Cuando era niño, mientras bajo el filo del machete caían las hierbas, o se amontonaban las cañas secas de la milpa para su descomposición y posterior reintegración a la tierra, no era un hijo de campesino, no, era un pirata. Mi machete era un sable y la zona de roza el ejército de piratas enemigos. El sol pegaba duro, como en el mar, me imaginaba, y lo salado del sudor causado por el trabajo me parecían salpicaduras de olas.
El causante de todo eso era Emilio Salgari. Cuando entré a la secundaria, un amigo a quien no le gustaba leer, pero que por algún extraño misterio poseía información de múltiples cosas, me enseñó la biblioteca pública. Y ahí me encontré con la colección “Sepan cuántos” de la editorial Porrúa. Entre varios de los títulos que había, estaban los relatos de Salgari. Y me sumergí en sus páginas, que es decir en sus territorios inhóspitos y en sus personajes completamente románticos y heroicos.

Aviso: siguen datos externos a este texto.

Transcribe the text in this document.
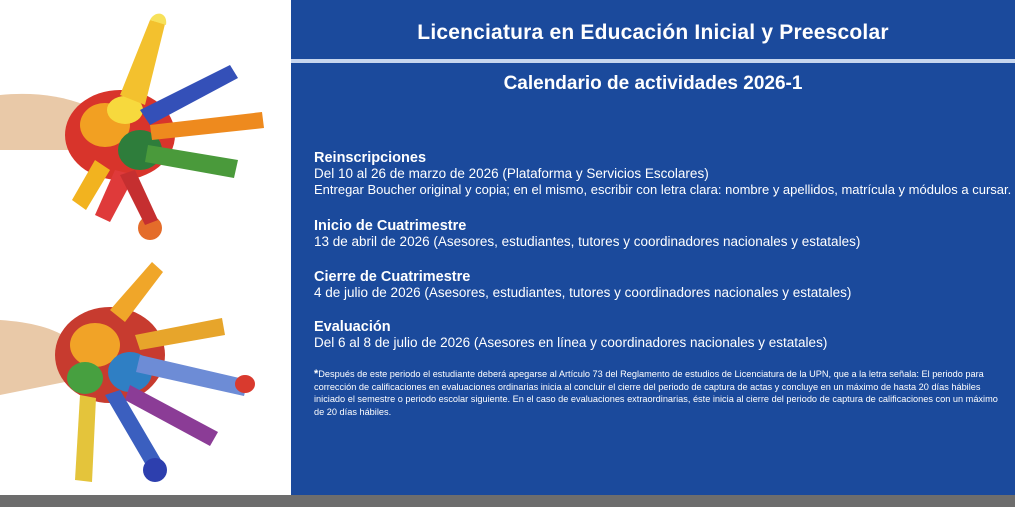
Licenciatura en Educación Inicial y Preescolar
Calendario de actividades 2026-1
Reinscripciones
Del 10 al 26 de marzo de 2026 (Plataforma y Servicios Escolares)
Entregar Boucher original y copia; en el mismo, escribir con letra clara: nombre y apellidos, matrícula y módulos a cursar.
Inicio de Cuatrimestre
13 de abril de 2026 (Asesores, estudiantes, tutores y coordinadores nacionales y estatales)
Cierre de Cuatrimestre
4 de julio de 2026 (Asesores, estudiantes, tutores y coordinadores nacionales y estatales)
Evaluación
Del 6 al 8 de julio de 2026 (Asesores en línea y coordinadores nacionales y estatales)
*Después de este periodo el estudiante deberá apegarse al Artículo 73 del Reglamento de estudios de Licenciatura de la UPN, que a la letra señala: El periodo para corrección de calificaciones en evaluaciones ordinarias inicia al concluir el cierre del periodo de captura de actas y concluye en un máximo de hasta 20 días hábiles iniciado el semestre o periodo escolar siguiente. En el caso de evaluaciones extraordinarias, éste inicia al cierre del periodo de captura de calificaciones con un máximo de 20 días hábiles.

Sandokan, el Corsario Negro, Yolanda, el Corsario Rojo, Cabeza de Piedra, el Capitán Tormenta y demás protagonistas de sagas salidas de su imaginación habitaron en mi mente durante mucho tiempo. Salgari escribía sobre países lejanos (México, el Caribe, Rusia, Malasia, África) aunque según sus biógrafos su experiencia viajera fue más bien mínima, por no decir inexistente. Pero su imaginación fue prodigiosa y me alcanzó entre esos campos de la sierra poblana. Era un animal de ficciones, escribió casi un centenar de novelas y numerosos relatos cortos.
Leí en el más reciente libro de Rosa Montero la manera en cómo murió. El suicidio apurado por las deudas económicas y por la enfermedad mental de su esposa lo llevó a cometer el sepukku (harakiri) mientras pedía a sus editores, que lo habían explotado y vendido miles de sus libros, que se hicieran cargo de sus gastos funerarios. Su padre también se había suicidado. Y después de él lo hicieron dos de sus hijos. Una saga familiar marcada por esa muerte tremenda.
En algún momento de mi vida quise ser Salgari. El Salgari que me había construido en mi mente: viajero por todos los rincones del mundo y narrador de las aventuras que acontecían ahí. Pero igual que él, por ejemplo, conocí el mar hasta mi juventud y años después la alergia me impediría gozar de la humedad y el sol de las playas.
Es uno de los escritores que recuerdo con mayor cariño. Mi sable, ahora hecho de plumas rojas de corrección de texto, sigue derrotando villanos e inclementes buitres de mar.